More than £400 million is to be allocated to sustainability and transformation partnerships (STPs) to bolster provider digitisation, Digital Health News can reveal.
A prospectus for the £412.5 million Health System Led Investment (HSLI) programme was issued on 10 August to all STP leaders, along with a letter from NHS England’s national director of operations and information, Matthew Swindells.
Digital Health News has seen a copy of this letter and the associated prospectus.
They reveal that the half billion of funding promised to improve technology in hospitals – first mentioned by health secretary Matt Hancock last month – will not be subject to a bidding process.
Instead, a set amount will be allocated to each sustainability and transformation partnership (STP).
STPs will be required to develop local plans detailing on which digital projects the cash will be spent in each of the three years of the programme.
But while the plans must be developed by STPs, Digital Health News understands the funding will flow to specific provider organisations.
The prospectus states STPs should avoid a ‘fair share’ approach to allocating funds to providers, adding that there could be “challenging conversations and difficult decisions” ahead.
There are 44 sustainability and transformation partnerships – some of which have now involved into integrated care systems (ICSs) – and Digital Health News understand the funding allocation is on a capitated basis, meaning it reflects the number of citizens in each STP or ICS area.
The allocated money will be dished out in phases, with 25% given in 2018/19, another 25% given in 2019/20 and then the final 50% handed over in 2020/21.
At a national level, £104m is available in 2018/19, £92.4m in 2019/20 and £261.1m in 2020/21.

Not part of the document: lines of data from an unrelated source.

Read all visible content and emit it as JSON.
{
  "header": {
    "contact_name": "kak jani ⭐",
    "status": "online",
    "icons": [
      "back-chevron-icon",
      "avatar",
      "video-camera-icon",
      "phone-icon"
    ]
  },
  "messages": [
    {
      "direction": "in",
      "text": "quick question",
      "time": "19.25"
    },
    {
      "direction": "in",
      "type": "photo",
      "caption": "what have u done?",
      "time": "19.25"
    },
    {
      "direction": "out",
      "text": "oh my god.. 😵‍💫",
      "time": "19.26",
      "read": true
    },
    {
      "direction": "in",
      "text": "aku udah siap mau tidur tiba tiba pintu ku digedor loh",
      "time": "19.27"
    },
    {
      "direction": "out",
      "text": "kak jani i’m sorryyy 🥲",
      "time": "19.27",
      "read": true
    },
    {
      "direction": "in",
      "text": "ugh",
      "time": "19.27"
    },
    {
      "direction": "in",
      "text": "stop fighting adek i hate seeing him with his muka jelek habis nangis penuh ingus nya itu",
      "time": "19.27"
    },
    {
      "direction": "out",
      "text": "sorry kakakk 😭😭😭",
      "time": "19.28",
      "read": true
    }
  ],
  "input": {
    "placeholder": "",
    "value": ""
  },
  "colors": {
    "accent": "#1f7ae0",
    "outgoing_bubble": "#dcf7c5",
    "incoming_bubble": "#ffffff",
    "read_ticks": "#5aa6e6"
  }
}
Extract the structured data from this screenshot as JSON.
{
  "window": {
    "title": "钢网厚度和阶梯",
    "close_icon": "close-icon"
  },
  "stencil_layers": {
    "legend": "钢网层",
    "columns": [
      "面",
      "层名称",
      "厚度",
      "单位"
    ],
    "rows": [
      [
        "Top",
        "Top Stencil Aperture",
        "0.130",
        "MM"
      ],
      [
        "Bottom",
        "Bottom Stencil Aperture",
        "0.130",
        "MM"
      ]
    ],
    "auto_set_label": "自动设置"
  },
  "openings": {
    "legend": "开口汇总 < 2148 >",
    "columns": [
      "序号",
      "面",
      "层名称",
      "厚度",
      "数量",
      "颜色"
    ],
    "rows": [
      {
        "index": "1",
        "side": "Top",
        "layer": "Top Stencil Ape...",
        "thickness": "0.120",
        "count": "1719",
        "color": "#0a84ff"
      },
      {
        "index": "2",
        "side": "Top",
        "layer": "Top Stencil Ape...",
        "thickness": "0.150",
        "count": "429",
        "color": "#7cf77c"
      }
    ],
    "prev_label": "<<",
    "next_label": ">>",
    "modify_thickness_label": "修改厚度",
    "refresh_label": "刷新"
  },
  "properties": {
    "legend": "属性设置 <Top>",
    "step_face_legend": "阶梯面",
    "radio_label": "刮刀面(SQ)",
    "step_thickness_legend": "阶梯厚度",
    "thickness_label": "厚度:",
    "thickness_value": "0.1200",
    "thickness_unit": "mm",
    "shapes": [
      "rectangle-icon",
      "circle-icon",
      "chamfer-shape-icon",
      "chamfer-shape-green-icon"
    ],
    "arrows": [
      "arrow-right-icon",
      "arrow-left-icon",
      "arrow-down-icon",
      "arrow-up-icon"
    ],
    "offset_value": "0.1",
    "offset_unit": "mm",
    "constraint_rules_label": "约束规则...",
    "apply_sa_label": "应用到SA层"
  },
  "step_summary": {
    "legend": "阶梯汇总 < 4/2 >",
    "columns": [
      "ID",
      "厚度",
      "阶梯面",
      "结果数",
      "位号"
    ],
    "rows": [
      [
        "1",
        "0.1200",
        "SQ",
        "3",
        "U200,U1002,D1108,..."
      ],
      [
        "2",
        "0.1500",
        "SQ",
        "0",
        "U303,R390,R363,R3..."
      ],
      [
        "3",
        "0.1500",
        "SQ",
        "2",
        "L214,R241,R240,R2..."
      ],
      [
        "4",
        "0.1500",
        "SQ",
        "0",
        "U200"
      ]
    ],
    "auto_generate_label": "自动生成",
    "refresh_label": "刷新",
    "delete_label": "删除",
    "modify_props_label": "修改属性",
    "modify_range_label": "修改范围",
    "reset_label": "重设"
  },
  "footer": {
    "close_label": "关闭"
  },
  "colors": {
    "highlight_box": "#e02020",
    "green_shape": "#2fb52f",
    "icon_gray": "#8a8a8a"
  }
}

Projects will have to address one of six national priorities outlined in the prospectus:
- Deploying electronic patient record (EPR) solutions at scale across systems
- Extending system capacity management to improve hospital flow
- Improving system-wide staff rostering to reduce agency use and increase flexible working
- Improving the completeness of information available in non-acute settings with real time, coded data collection in community and mental health
- Improving ambulance and non-acute access to clinical information and support
- Sharing health and social care information
Potentially challenging timeframes
The documents reveal the money for each year “cannot be rolled over”, and that STPs have between 1 September and 5 October to submit their final investment proposals.
The documents offer assurances that the processing of these proposals will take no longer than four weeks. However, it is unclear how long it would then take for providers to get hold of the funds.
This means that there could potentially be a very short period of time in which organisations would be required to spend the cash for 2018/19.
While STPs will be required to match fund the national investment, a Frequently Asked Questions document, also seen by Digital Health News, states that “there are no constraints in terms of type or timescale” for this.
It continues: “Local investment can be capital or revenue, and this can be in the same year as the national funding or a subsequent year.”
The document also states this local investment can be “cash or as an investment in kind – for example, releasing staff for training”.
Another question included in the document addresses whether the presence of a global digital exemplar (GDE) within an STP area impacted the funds allocated to it.
In response, NHS England said “such an approach was under consideration” but was ultimately not taken forward.
However, the prospectus reveals funding will not be awarded to projects attached to the GDE programme. There are currently 16 acute, three ambulance and seven mental health global digital exemplars.